__ Chemical Graphs and
Cambridge__.

Euromug attendees may be interested in the fact that the famous mathematician, Arthur Cayley (1821-1895) worked at Trinity College, just a short walk from the hotel. Indeed one of the conference suites in the hotel is named after him. His work on algebraic matrices served as a foundation for Heisenberg's development of quantum chemistry in 1925.

Of more direct relevance to attendees was his construction of
"kenograms" ( A. Cayley Phil. Mag. **47**(1874), 444)
which were alkane tree graphs; these were used in the enumeration of
the alkane structural isomers. Examples of these trees are shown in a
picture reproduced from Dennis Rouvray's "The Origins of Chemical
Graph Theory" ( Mathematical Chemistry 1(1991), 1-39).

( I am not sure what the semantics of * were in this particular release of the Daylight software J ).

Cayley was the first to employ generating functions in isomer
enumeration work. In Rouvray's excellent history he goes on to
describe how " he (Cayley), in 1857 (A. Cayley Phil.
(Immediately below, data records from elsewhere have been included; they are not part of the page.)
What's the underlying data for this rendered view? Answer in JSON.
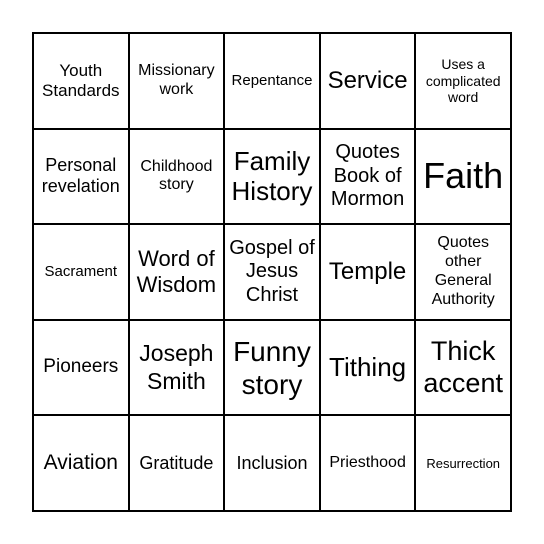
{
  "cells": [
    "Youth Standards",
    "Missionary work",
    "Repentance",
    "Service",
    "Uses a complicated word",
    "Personal revelation",
    "Childhood story",
    "Family History",
    "Quotes Book of Mormon",
    "Faith",
    "Sacrament",
    "Word of Wisdom",
    "Gospel of Jesus Christ",
    "Temple",
    "Quotes other General Authority",
    "Pioneers",
    "Joseph Smith",
    "Funny story",
    "Tithing",
    "Thick accent",
    "Aviation",
    "Gratitude",
    "Inclusion",
    "Priesthood",
    "Resurrection"
  ]
}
Mag.
**13**(1857), 172) had devised a method for enumerating rooted
trees Using this function he succeeded in 1874 in enumerating unrooted
trees which correspond to alkane molecules. He obtained isomer counts
for alkanes up to the thirteenth member of the series, though his
results for the latter two were shown to be erroneous. By 1875, Cayley
had published a lengthy paper (A. Cayley, Rept. Brit. Assoc. Adv. Sci.
**257** (1875)) wherein he considered trees representing molecules
in which the maximum valence of the atoms was four. He considered not
only the alkanes, but also so called 'boron trees' (maximum valence
three) and 'oxygen trees' (maximum valence two). He also presented
isomer counts for the alkyl radicals up to the thirteenth member."

More can be found about Cayley at

http://www-groups.dcs.st-and.ac.uk/~history/Mathematicians/Cayley.html

Another famous son of Trinity College was Charles Babbage who was responsible for the forerunner of the modern computer. So in Cambridge we have the roots of much of chemical information systems we use today.